Desde un inicio, fueron los pueblos -y no los gobiernos- los que perfilaron el camino de América. Desde que el gobierno de los Estados Unidos de Norteamérica atacó México y cercenó su territorio, el sentimiento antiimperialista anidó en el corazón de millones, y fue la base para el desarrollo de una lucha infatigable. La Revolución Mexicana, en su momento, marcó un punto crucial en esta historia.
Cuando Augusto C. Sandino, a fines de los años veinte del siglo pasado derrotó a los Infantes de Marina del país del norte que hollaran su suelo, se confirmó lo que bien podría denominarse una legítima opción: expulsar a los representantes del Imperio, y forjar la construcción de un escenario continental de progreso y paz. Mariátegui saludó esa lucha.
Ese camino pasó por variadas experiencias en las que se perfilaron destacadas personalidades. Jacobo Arbenz, en la Guatemala derribada en 1954, fue una. Pero Fidel Castro y sus compañeros, triunfante en 1959, fue la otra, que dejó huella indeleble en el suelo americano.
A lo largo del siglo XX América conoció de victorias y de contrastes, pero, como dijera el viejo Marx, la historia fue avanzando en espiral. Y al calor de ese proceso, se fue consolidando la vida americana.

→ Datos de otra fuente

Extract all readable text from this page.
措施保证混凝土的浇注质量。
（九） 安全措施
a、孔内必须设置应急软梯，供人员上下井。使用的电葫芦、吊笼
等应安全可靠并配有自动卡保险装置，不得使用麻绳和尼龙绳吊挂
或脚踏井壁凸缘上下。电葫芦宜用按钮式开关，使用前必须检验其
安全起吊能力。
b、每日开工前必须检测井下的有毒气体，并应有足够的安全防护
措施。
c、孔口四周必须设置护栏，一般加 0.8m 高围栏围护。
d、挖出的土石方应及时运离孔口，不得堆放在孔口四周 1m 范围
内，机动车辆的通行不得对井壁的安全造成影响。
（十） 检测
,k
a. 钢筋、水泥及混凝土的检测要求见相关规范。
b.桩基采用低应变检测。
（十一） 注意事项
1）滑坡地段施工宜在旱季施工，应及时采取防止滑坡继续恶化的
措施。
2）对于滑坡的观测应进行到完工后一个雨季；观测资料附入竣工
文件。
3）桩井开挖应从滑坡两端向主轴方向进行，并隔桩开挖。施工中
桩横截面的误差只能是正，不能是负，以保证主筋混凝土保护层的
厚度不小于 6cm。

Episodios notables fueron los pronunciamientos armados que alumbraron estas tierras en los inicios de los años sesenta, un tanto al influjo de la Revolución Cubana. En nuestro caso, Luis de la Puente y quienes cayeron con él, reflejaron la poco frecuente identidad entre palabras y acciones; pero el “Che” fue la cumbre de esa luz americana. Sembró una semilla que fue germinando incluso en la conciencia de quienes los combatieron.
Quizá por eso ocurrieron episodios imprevistos: la propia institución castrense, la que vivía a la sombra del Imperio y era adiestrada en la Escuela de las Américas en el Istmo Panameño, asomó imbuida de sentimientos nacionales y sentido patriótico; y alumbró figuras que alarmaron a Washington.
Liber Seregni, el militar uruguayo que fundara el Frente Amplio y que años después viviera largos años encarcelado por la dictadura fascista entronizada en su país a partir de junio de 1973; ; fue, el precursor de lo que los voceros de la Casa Blanca llamarían “los generales rojos”. Hombres como él, dejaron huella
Allí estuvieron también los militares venezolanos de Puerto Cabello y Carúpano, que se alzaron contra los regímenes reaccionarios de Acción Democrática; y el marino Hugo Felipe Morales, que hizo historia.
Más al sur, generales como René Schneider y Carlos Prats, corroyeron las bases de una institución fascista –el Ejército de Chile- y pagaron con sus vidas la osadía.
Pero nuestra patria fue el lugar donde esa experiencia rindió frutos. Fue el Proceso de Velasco, que demostró que la Institución Armada no tenía que actuar como cancerbero del pueblo, y estaba llamada a cumplir un compromiso de honor liberando al país del vasallaje.
Los avances del proceso peruano afirmaron una línea que puso en jaque la estrategia del Pentágono. Y que dio lugar a que surgiera lo que se dio en llamar “el triángulo rojo” de América Latina, cuando el general Juan José Torres, desde la bella Bolivia sumó sus armas.
Esas acciones, maceradas al calor de los combates populares, diseñaron mejor el Proceso Bolivariano en América Latina. Así, se cumplió el presagio de Neruda: Bolívar despierta cada cien años, cuando despierta el pueblo.
Y con la Espada de Bolívar fue la rica experiencia de Hugo Chávez, que hoy desata la vesánica ira del Imperio. El más reciente discurso de Donald Trump lo confirma, pero al mismo tiempo constituye ´la más clara advertencia, y un llamado de alerta.
El camino de América está planteado. La dignidad y el honor de los pueblos concitan deberes y tareas. Y ellos, nos llaman sin demora.